What was that flickering? I should go back. The tiles are slightly off. I should go back. Why is the man looking at me this time? I should turn back. Oh no, I was wrong this time? What could I have missed? I checked everything, didn’t I? Was the poster always like that? Is that moving? I should go back. I should go back. I should go back.
It would be easy to slot this game neatly into the current zeitgeist of American horror, since it is a game about liminal spaces and backrooms. But The Exit 8 is first and foremost a Japanese game. Horror YouTubers and several Japanese Vtubers have already picked it up, it’s blown up on Japanese Twitter and as of this writing it has more than 1,800 reviews on Steam, the majority of which are overwhelmingly positive. The lineage of P.T. is so patently obvious it barely needs to be stated, but it also reminds a lot of LSD: Dream Emulator – a game whose primary action is to parse the cryptic changes in a space from day to day and see how they connect to your actions.
What I appreciate so much is the repetition and banality of it all. If you have ever commuted on public transit, this dread is an old friend. After thousands of commutes the placement of every damaged tile, every flickering light, every step on the stairs that’s a half an inch too short becomes instinct to you. You can spot when something has been altered out of the corner of your eye, and when you do it throws you off a little. This game is about that.
Take comfort in the fact that The Exit 8 is a solvable game.

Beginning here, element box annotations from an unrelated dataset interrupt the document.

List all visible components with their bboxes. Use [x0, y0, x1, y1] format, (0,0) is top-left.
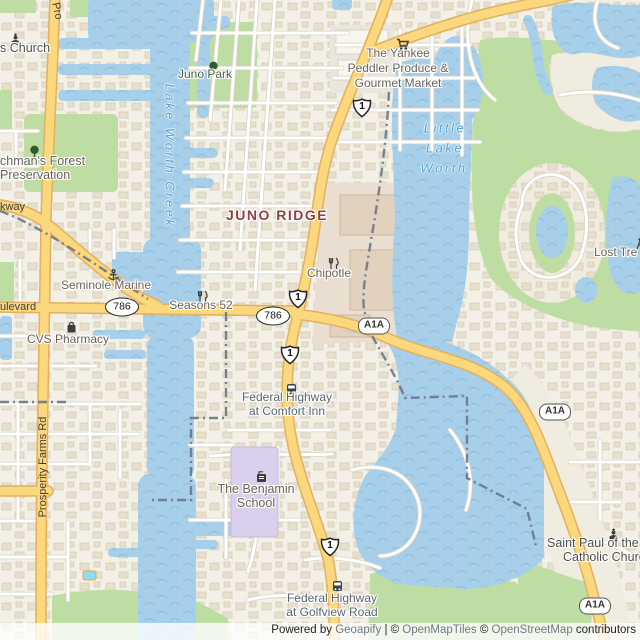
attribution-text: Powered by — [271, 624, 335, 636]
a1a-shield: A1A — [579, 598, 611, 615]
label-little-lake-worth: Little — [424, 121, 466, 136]
attribution-text: © — [477, 624, 492, 636]
label-little-lake-worth: Worth — [420, 161, 467, 176]
label-benjamin-school: School — [237, 496, 275, 510]
label-forest-preservation: Preservation — [0, 168, 70, 182]
attribution-text: | © — [381, 624, 402, 636]
label-benjamin-school: The Benjamin — [217, 482, 294, 496]
label-saint-paul-church: Catholic Churc — [563, 550, 640, 564]
attribution-bar: Powered by Geoapify | © OpenMapTiles © O… — [0, 623, 640, 640]
label-cvs-pharmacy: CVS Pharmacy — [27, 332, 109, 346]
label-comfort-inn-stop: at Comfort Inn — [249, 404, 325, 418]
openstreetmap-link[interactable]: OpenStreetMap — [492, 624, 573, 636]
label-little-lake-worth: Lake — [426, 141, 464, 156]
label-yankee-peddler: Gourmet Market — [355, 76, 442, 90]
a1a-shield: A1A — [539, 404, 571, 421]
label-prosperity-farms-rd: Prosperity Farms Rd — [37, 417, 49, 518]
label-lake-worth-creek: Lake Worth Creek — [163, 84, 178, 229]
sr786-shield: 786 — [256, 307, 290, 326]
label-saint-paul-church: Saint Paul of the C — [547, 536, 640, 550]
map-canvas[interactable]: 1 1 1 1 786 786 A1A A1A A1A s Church Jun… — [0, 0, 640, 640]
label-yankee-peddler: Peddler Produce & — [348, 61, 449, 75]
sr786-shield: 786 — [105, 298, 139, 317]
label-golfview-stop: Federal Highway — [287, 591, 377, 605]
label-church-partial: s Church — [0, 41, 50, 55]
a1a-shield: A1A — [358, 318, 390, 335]
label-comfort-inn-stop: Federal Highway — [242, 390, 332, 404]
label-forest-preservation: chman's Forest — [0, 154, 85, 168]
label-golfview-stop: at Golfview Road — [286, 605, 377, 619]
geoapify-link[interactable]: Geoapify — [335, 624, 381, 636]
us1-shield: 1 — [351, 97, 373, 119]
label-seasons-52: Seasons 52 — [169, 298, 232, 312]
label-juno-ridge: JUNO RIDGE — [226, 207, 328, 223]
label-parkway-partial: kway — [0, 201, 25, 213]
label-lost-tree: Lost Tre — [594, 245, 637, 259]
attribution-text: contributors — [573, 624, 636, 636]
us1-shield: 1 — [319, 536, 341, 558]
us1-shield: 1 — [287, 288, 309, 310]
openmaptiles-link[interactable]: OpenMapTiles — [402, 624, 476, 636]
label-juno-park: Juno Park — [178, 67, 232, 81]
us1-shield: 1 — [279, 344, 301, 366]
label-seminole-marine: Seminole Marine — [61, 278, 151, 292]
label-boulevard-partial: ulevard — [0, 301, 36, 313]
label-yankee-peddler: The Yankee — [366, 46, 430, 60]
label-chipotle: Chipotle — [307, 266, 351, 280]
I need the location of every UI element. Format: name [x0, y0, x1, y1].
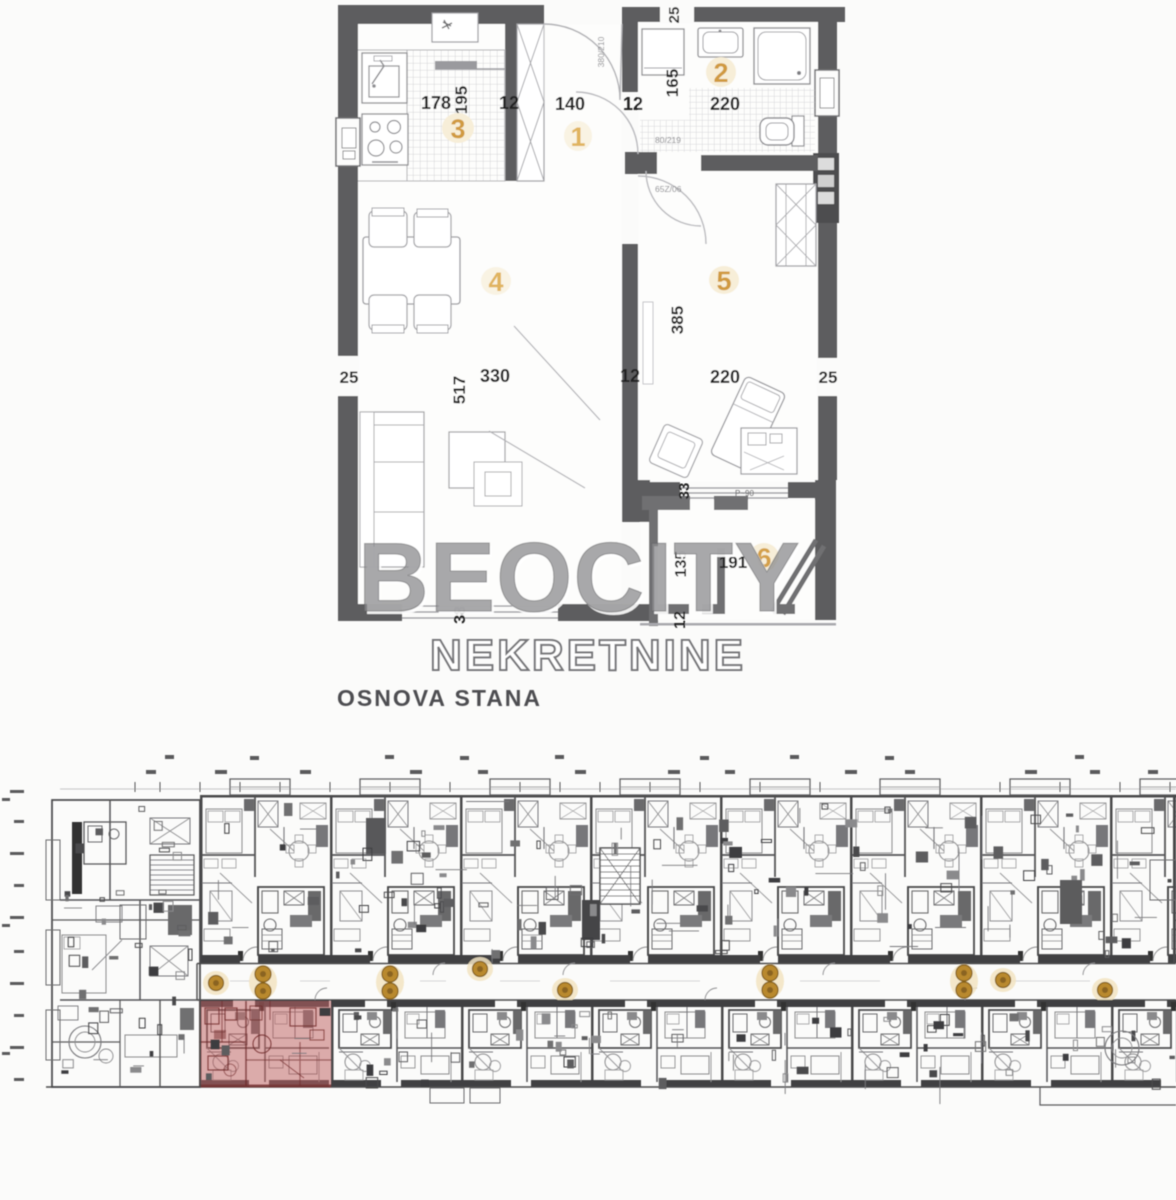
svg-text:NEKRETNINE: NEKRETNINE	[430, 631, 746, 680]
svg-text:2: 2	[713, 58, 728, 88]
svg-text:65Z/06: 65Z/06	[655, 184, 682, 194]
svg-text:5: 5	[716, 266, 731, 296]
svg-text:12: 12	[499, 93, 519, 113]
svg-text:BEOCITY: BEOCITY	[358, 522, 801, 632]
svg-text:165: 165	[663, 69, 682, 97]
svg-text:140: 140	[555, 94, 585, 114]
svg-text:33: 33	[676, 483, 693, 500]
svg-text:330: 330	[480, 366, 510, 386]
svg-text:3: 3	[450, 114, 465, 144]
svg-text:OSNOVA STANA: OSNOVA STANA	[337, 685, 542, 711]
svg-text:25: 25	[666, 7, 683, 24]
svg-text:195: 195	[452, 86, 471, 114]
svg-text:178: 178	[421, 93, 451, 113]
svg-text:517: 517	[450, 376, 469, 404]
svg-text:25: 25	[340, 368, 359, 387]
svg-text:1: 1	[570, 122, 585, 152]
svg-text:380/210: 380/210	[596, 36, 606, 67]
svg-text:385: 385	[668, 306, 687, 334]
svg-text:220: 220	[710, 367, 740, 387]
svg-text:80/219: 80/219	[655, 135, 681, 145]
svg-text:12: 12	[623, 94, 643, 114]
svg-text:25: 25	[819, 368, 838, 387]
svg-text:12: 12	[620, 366, 640, 386]
svg-text:220: 220	[710, 94, 740, 114]
svg-text:4: 4	[488, 267, 503, 297]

If you know what you are looking for, you can beat it in a few minutes, and speedrunners are already on it. I finished it in about an hour or so and can reliably beat it in under five. If you get really frustrated you can just look up a compilation of every anomaly, make a checklist, and then beat it. But where’s the fun in that?
Anyway yeah, fun game, pick it up on Steam. And remember to check everything before you leave. And I mean everything.